Mariana Penna, 2019.


quinta-feira, 11 de abril de 2019

Raiva



Durante muito tempo achei ser possível viver fugindo da raiva como se ela fosse algo ruim por essência. Mas não, nenhum sentimento humano existe à-toa. A raiva funciona como muitas vitaminas em nosso corpo, se você usa demais ela é nociva, mas sem ela também não se sobrevive.
Talvez por ter vivido uma experiência traumática de passar quase 4 anos num ambiente que só transpirava raiva, tomei crescentemente uma aversão ao conflito.
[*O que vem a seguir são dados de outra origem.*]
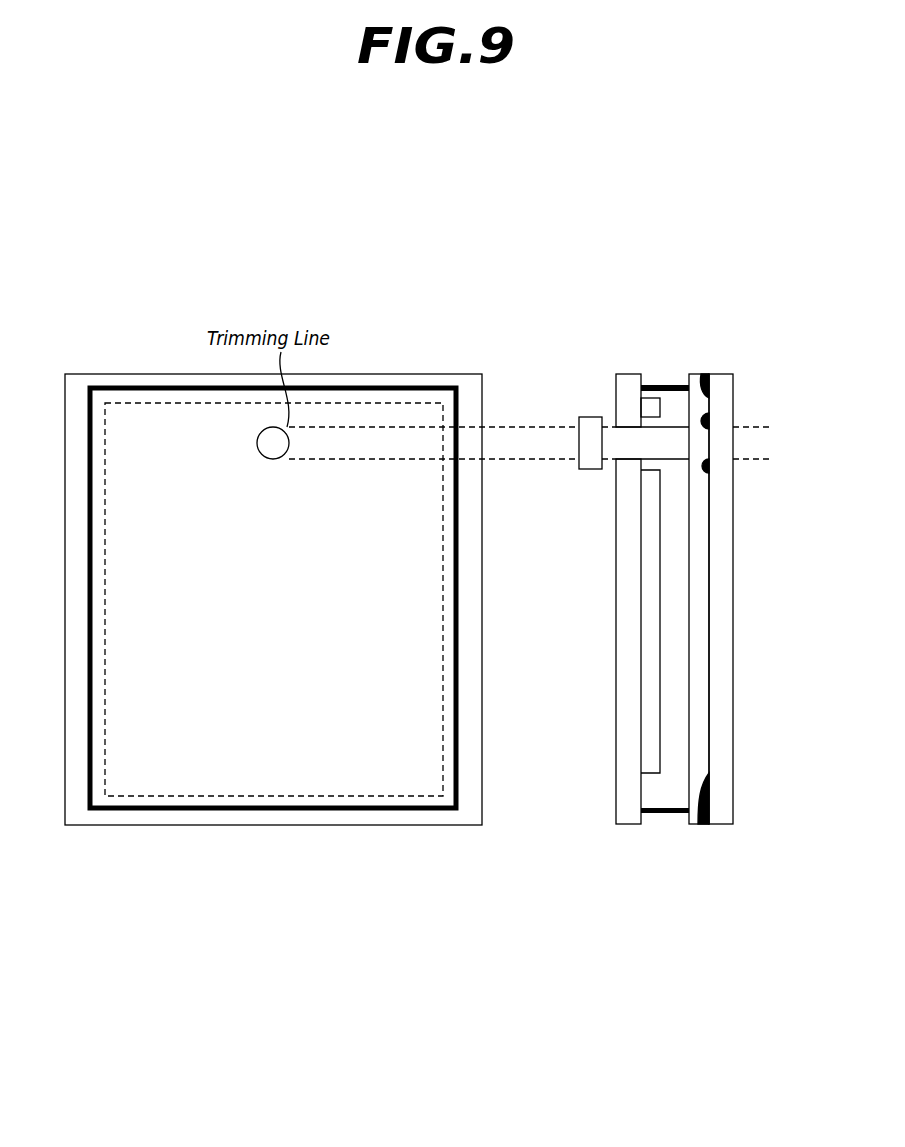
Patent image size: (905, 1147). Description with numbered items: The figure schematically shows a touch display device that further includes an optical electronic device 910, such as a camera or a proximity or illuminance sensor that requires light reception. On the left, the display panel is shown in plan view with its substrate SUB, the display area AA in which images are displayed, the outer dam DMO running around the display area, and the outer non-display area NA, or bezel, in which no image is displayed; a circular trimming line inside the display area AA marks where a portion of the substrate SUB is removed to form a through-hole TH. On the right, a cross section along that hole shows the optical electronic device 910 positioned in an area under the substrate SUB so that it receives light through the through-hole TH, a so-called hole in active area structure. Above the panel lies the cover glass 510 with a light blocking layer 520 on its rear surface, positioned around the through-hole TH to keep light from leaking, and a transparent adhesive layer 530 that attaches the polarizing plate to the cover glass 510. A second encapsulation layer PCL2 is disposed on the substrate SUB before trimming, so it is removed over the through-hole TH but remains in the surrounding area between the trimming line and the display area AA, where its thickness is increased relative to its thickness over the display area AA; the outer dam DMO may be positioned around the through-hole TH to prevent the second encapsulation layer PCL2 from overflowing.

The cover glass 510 is at (719, 372).
The light blocking layer 520 is at (713, 382).
The transparent adhesive layer 530 is at (708, 400).
The optical electronic device 910 is at (592, 472).
The substrate SUB is at (94, 372).
The display area AA is at (380, 403).
The outer dam DMO is at (423, 387).
The non-display area NA is at (471, 380).
The second encapsulation layer PCL2 is at (670, 387).
The through-hole TH is at (773, 397).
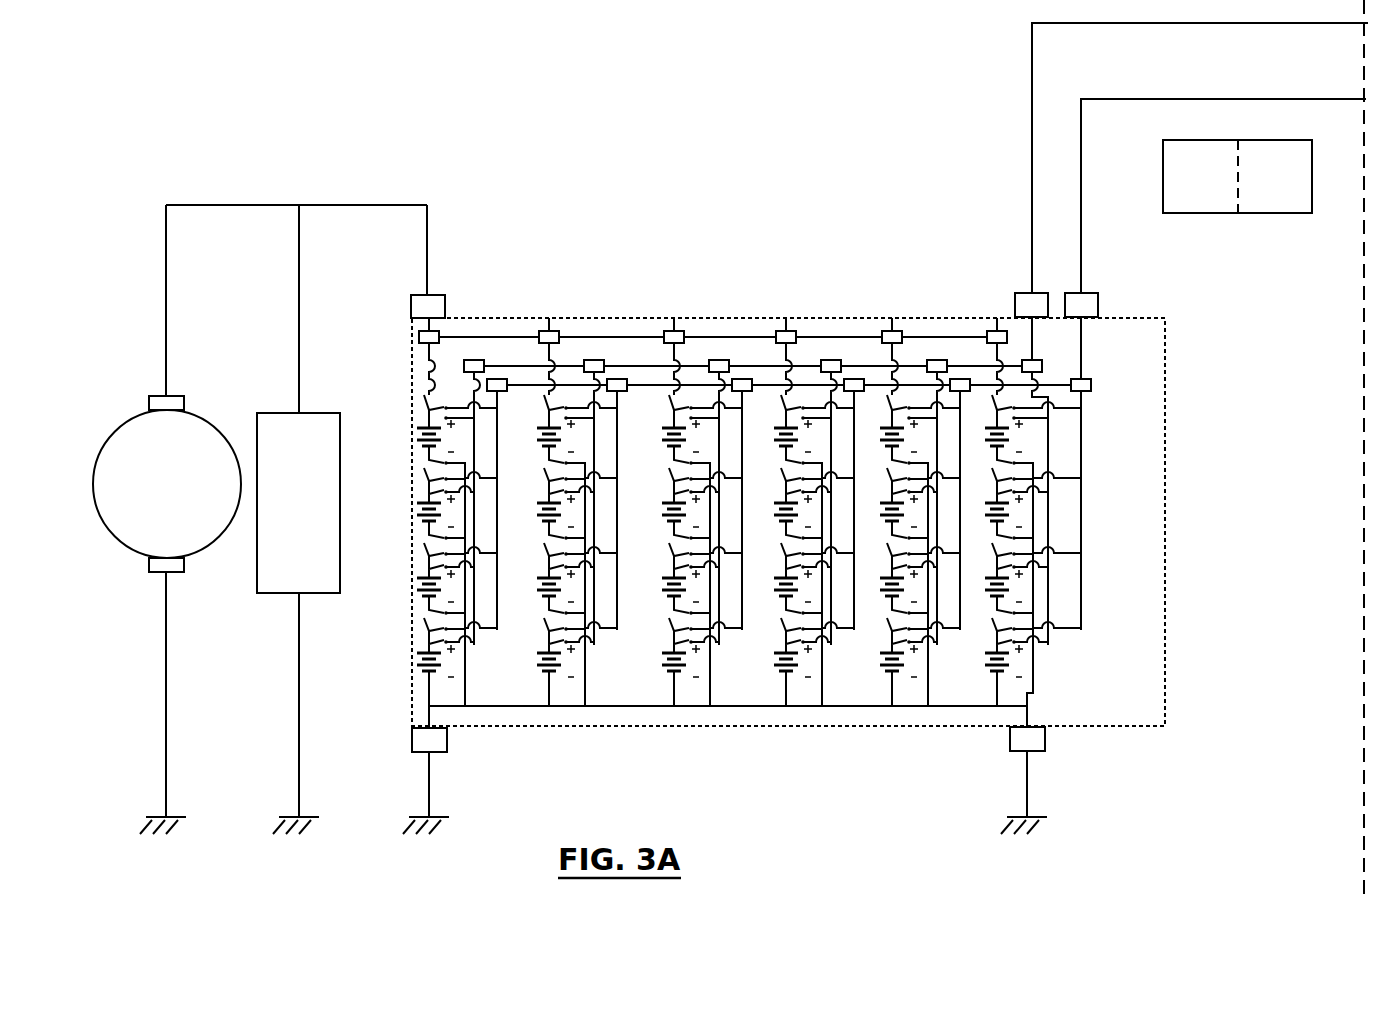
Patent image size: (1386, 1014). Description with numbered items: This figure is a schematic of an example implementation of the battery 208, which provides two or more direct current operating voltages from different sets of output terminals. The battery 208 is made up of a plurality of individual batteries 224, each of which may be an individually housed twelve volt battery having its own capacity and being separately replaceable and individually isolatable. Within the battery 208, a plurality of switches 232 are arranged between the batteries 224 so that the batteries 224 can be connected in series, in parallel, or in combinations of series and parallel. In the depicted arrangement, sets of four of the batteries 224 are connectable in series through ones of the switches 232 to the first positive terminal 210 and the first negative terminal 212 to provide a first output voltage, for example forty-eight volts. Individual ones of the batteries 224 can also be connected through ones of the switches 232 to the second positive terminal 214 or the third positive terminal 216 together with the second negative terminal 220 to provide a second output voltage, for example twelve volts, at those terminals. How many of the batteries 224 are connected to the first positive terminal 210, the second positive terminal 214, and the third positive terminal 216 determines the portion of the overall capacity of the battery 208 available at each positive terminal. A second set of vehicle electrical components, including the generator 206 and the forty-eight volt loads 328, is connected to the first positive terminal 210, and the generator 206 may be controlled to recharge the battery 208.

The generator 206 is at (112, 425).
The battery 208 is at (728, 318).
The first positive terminal 210 is at (442, 293).
The first negative terminal 212 is at (448, 745).
The second positive terminal 214 is at (1024, 293).
The third positive terminal 216 is at (1098, 318).
The second negative terminal 220 is at (1046, 740).
The batteries 224 is at (403, 433).
The switches 232 is at (408, 402).
The 48 V loads 328 is at (290, 413).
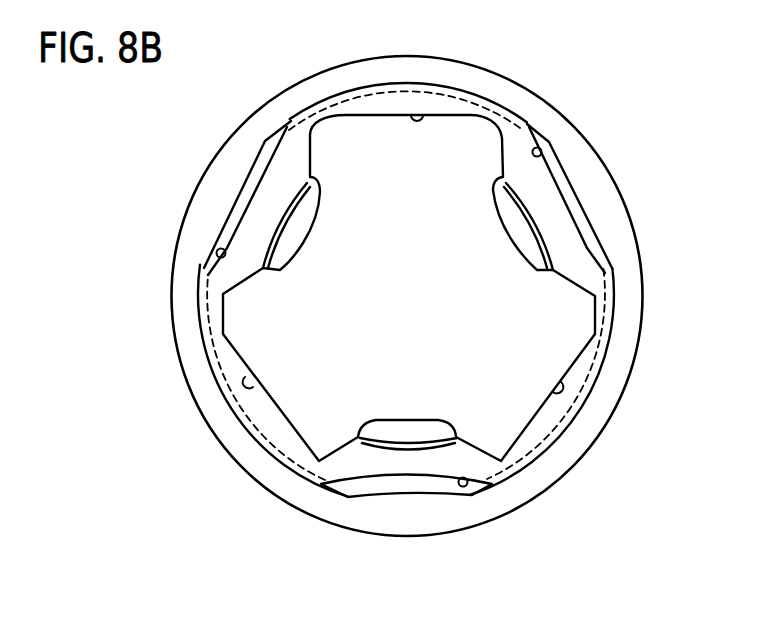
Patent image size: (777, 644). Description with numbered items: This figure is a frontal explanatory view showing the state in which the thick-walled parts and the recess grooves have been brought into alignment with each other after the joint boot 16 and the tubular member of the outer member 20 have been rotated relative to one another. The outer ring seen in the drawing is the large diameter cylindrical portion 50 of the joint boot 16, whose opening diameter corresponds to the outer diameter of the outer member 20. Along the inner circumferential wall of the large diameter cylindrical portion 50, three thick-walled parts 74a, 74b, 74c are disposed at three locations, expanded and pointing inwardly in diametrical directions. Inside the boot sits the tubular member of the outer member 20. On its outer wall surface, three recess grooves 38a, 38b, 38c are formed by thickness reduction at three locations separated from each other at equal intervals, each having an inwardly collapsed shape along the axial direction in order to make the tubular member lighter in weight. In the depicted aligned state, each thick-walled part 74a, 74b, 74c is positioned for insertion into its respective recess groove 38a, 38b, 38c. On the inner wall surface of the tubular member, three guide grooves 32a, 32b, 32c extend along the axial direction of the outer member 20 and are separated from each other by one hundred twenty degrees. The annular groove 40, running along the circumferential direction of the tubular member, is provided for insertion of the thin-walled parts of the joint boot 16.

The joint boot 16 is at (541, 119).
The large diameter cylindrical portion 50 is at (422, 281).
The outer member 20 is at (525, 469).
The annular groove 40 is at (378, 95).
The thick-walled part 74a is at (577, 209).
The thick-walled part 74b is at (398, 486).
The thick-walled part 74c is at (250, 192).
The recess groove 38a is at (533, 154).
The recess groove 38b is at (465, 478).
The recess groove 38c is at (225, 254).
The guide groove 32a is at (245, 380).
The guide groove 32b is at (417, 113).
The guide groove 32c is at (562, 392).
Mas ele e seus sentimentos são inevitáveis e até desejáveis.
O problema é que a raiva parece ser plenamente controlável, ou melhor, parece ser possível sobrepô-la. A compreensão é o principal mecanismo para esse fim. Pelo exercício da empatia você tenta entender porque alguém age como age. O problema é quando acabamos aceitando tanto, compreendendo tanto, que em algum nível inocentamos em nosso íntimo aquele que perpetrou o mal. Ao invés de sentir e liberar a raiva, por vezes pedimos desculpas por expressar nosso descontentamento frente a agressão.
E agir sempre com cortesia tem seu preço. Não se contém a raiva, pois querendo ou não ela vai desaguar em algum sítio. Quanto mais isentamos o causador de nosso desconforto da culpa, mais ela toma rumo indevido. A raiva externaliza o mal-estar e nada melhor que o direcionar contra o que ou quem a causou.
Caso contrário o mal não devolvido volta, fica, humilha e vai nos apodrecendo por dentro. Aos poucos achamos que a culpa está em nós: afinal, por quê repetidamente nos maltratam? O que estamos fazendo de errado para que o outro aja assim conosco? A resposta já é expressão da minha liberação da raiva: estamos oferecendo o outro lado da face ao invés de devolver o tabefe. Cada vez que fazemos isso minamos nossa autoestima, matamos um pouco nosso orgulho próprio em troca de evitar o conflito, de ser a boa praça, a pessoa leve, compreensiva, fácil de se gostar. Mas a verdade é que esse “gostar” nem sempre é respeito. Um gostar sem respeito é um laço frágil demais. Pra quem agride é fácil gostar do conforto de não ser confrontado. Você se torna um cão que aceita o dono independentemente do que o seu senhor lhe faz. Apanha, mas volta com o rabinho abanando. O fiel “amigo do homem” não reclama, é compreensivo com tudo, aceita e devolve o mal com carinho. Cada vez mais prefiro ser gato e dar uma lanhada na cara do vacilão que me bateu.
Mariana Penna, 2019.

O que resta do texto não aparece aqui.